Так оно с тех пор и осталось, без каких-либо существенных изменений, и потому при взгляде назад моя жизнь не кажется мне пестрой и разнообразной, а напротив — изначально настроенной на один основной тон и устремленной к одной-единственной звезде. Как бы ни жил я в остальном — хорошо или плохо, — моя внутренняя жизнь оставалась неизменной. Я мог подолгу носиться по чужим волнам, не прикасаться ни к нотной тетради, ни к инструменту, но какая-нибудь мелодия всечасно жила у меня в крови или на губах, такт и ритм — в моем дыхании и во всем моем существе. Сколь жадно ни искал я на многих других путях спасения, забытья и освобождения, как ни томился жаждою Бога, познания и мира, я неизменно находил все это только в музыке. Не обязательно, чтобы это был Бетховен или Бах, — то, что в мире вообще есть музыка, что человек временами может быть до глубины души взволнован какими-то ритмами или переполнен гармоническими созвучиями, — это всегда снова и снова означало для меня глубокое утешение и оправдание всей жизни. О музыка!

Тебе западает в душу мелодия, ты поешь ее без голоса, про себя, пропитываешь ею все твое существо, она завладевает всеми твоими силами и движениями, и на те мгновения, пока она в тебе живет, она изглаживает из тебя все случайное, злое, грубое, печальное, заставляет мир ей вторить, облегчает тяжелое, а неподвижное окрыляет!

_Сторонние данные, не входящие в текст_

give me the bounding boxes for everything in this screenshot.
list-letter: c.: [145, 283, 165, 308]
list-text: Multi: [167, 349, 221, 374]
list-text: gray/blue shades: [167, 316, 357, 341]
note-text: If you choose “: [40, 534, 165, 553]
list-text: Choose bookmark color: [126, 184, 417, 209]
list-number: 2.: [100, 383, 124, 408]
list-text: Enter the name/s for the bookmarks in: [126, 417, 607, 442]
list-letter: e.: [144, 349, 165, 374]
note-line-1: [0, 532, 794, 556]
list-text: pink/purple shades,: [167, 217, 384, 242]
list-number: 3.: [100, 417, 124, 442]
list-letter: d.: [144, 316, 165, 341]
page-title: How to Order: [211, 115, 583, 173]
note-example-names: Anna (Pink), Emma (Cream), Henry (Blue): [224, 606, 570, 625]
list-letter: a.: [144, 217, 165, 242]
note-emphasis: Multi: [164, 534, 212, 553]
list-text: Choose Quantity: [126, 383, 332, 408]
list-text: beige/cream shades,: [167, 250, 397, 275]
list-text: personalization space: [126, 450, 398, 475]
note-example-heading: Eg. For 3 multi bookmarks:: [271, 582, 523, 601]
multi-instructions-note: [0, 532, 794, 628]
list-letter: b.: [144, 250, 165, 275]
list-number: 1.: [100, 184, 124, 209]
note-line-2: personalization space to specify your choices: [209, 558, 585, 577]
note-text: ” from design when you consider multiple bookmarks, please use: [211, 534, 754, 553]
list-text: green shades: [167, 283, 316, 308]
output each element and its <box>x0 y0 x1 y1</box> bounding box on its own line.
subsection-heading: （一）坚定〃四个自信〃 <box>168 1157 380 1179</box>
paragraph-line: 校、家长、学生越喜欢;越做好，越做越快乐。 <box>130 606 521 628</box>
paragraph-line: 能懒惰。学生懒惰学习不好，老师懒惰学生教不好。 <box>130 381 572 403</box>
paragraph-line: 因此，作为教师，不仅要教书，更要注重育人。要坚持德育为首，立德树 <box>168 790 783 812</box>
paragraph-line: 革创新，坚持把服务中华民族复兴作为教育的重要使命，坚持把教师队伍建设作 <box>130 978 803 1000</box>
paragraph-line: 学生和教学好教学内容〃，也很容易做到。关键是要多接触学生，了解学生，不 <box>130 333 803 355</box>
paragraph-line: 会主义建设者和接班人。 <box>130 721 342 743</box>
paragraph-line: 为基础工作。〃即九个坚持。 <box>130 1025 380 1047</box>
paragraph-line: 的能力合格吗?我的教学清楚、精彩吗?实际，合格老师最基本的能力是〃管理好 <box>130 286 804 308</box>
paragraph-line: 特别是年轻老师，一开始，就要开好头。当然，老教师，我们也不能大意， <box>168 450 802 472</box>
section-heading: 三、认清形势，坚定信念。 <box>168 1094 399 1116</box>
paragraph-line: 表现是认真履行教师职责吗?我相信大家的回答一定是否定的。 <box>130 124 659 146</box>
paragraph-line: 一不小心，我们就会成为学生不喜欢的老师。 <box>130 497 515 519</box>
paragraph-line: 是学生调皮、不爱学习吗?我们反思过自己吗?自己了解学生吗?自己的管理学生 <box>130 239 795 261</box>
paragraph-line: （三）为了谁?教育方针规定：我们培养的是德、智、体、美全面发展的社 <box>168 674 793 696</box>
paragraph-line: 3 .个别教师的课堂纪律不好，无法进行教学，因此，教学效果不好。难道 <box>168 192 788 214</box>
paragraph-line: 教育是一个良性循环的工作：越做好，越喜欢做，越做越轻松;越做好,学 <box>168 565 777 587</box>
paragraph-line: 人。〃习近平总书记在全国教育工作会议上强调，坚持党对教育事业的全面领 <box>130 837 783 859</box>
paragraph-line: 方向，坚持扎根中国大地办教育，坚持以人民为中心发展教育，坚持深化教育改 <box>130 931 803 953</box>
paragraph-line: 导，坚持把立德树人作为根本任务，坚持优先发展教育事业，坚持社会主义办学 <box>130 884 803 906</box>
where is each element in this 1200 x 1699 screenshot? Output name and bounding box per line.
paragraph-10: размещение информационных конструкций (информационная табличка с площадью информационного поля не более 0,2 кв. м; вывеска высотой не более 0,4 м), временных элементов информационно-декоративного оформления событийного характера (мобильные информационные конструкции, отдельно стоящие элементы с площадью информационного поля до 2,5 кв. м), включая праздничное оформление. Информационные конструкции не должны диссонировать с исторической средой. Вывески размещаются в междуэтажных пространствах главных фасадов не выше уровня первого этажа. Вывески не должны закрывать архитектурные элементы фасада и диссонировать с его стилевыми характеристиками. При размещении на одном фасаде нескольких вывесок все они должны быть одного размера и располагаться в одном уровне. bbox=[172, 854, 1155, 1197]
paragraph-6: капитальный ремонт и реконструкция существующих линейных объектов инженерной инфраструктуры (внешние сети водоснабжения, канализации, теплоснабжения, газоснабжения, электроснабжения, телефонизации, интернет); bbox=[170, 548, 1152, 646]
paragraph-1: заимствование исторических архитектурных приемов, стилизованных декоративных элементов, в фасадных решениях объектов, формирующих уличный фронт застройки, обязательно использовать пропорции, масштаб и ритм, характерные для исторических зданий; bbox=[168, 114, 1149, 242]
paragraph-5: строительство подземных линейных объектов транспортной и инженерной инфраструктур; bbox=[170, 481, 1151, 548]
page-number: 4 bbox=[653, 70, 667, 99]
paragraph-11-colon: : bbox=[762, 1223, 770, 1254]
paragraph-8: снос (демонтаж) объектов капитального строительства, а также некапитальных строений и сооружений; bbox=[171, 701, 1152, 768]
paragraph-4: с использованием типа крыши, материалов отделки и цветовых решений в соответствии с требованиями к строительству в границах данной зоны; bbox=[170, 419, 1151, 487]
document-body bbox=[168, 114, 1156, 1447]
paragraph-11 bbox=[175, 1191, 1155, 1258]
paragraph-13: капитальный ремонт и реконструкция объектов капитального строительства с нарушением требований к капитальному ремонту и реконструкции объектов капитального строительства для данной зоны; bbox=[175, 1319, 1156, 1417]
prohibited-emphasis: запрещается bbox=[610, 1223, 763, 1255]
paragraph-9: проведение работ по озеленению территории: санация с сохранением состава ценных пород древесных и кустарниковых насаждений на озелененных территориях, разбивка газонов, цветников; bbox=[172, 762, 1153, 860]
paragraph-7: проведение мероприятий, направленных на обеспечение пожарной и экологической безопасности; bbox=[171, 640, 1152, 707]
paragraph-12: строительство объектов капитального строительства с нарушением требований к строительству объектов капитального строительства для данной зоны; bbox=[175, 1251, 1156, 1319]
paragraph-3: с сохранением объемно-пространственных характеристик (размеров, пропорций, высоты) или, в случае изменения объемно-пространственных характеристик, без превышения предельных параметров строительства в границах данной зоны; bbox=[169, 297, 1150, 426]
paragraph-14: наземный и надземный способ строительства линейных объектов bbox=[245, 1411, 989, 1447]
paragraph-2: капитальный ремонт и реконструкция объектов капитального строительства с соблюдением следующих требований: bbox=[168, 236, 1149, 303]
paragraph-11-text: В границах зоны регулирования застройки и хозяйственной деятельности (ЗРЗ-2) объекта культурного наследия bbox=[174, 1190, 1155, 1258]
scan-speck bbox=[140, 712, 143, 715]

Вот на что способна даже мелодия народной песни! А что говорить о гармонии! Уже всякое ласкающее слух созвучие чисто настроенных тонов, например колокольный звон, полнит душу отрадой и удовольствием, оно расширяется с каждым новым звуком и порой может воспламенить сердце и заставить его трепетать от восторга, которого не даст никакое другое наслаждение.

Из всех представлений о чистом блаженстве, какие создали себе в мечтах народы и поэты, наивысшим и наиглубочайшим мне всегда казалось счастье подслушать гармонию сфер. Вокруг этого витали мои самые заветные и самые золотые мечтания — на какую-то долю секунды услышать мироздание и целостность жизни в их тайной, природной гармонии. Ах! Но как же тогда жизнь может быть такой беспорядочной, разлаженной и лживой, как только могут существовать среди людей ложь, злоба, зависть и ненависть, когда любая, даже самая нехитрая песенка, даже самая непритязательная музыка так внятно поучает, что чистота, гармония и братски-дружная игра чистых тонов отворяют врата рая! И как же это я сам смею ругаться и злиться, когда я тоже, при всем желании, не сумел претворить свою жизнь в песню и чистую музыку! В глубине души я, правда, чувствую немолчный голос совести, неутолимую жажду прозрачного, сладостного, самоупоенного звучания, то возникающего, то затихающего, однако мои дни полны случайностей и диссонансов, и куда бы я ни обратился, в какую бы дверь ни постучался, я никогда не слышу чистого и ясного отзвука.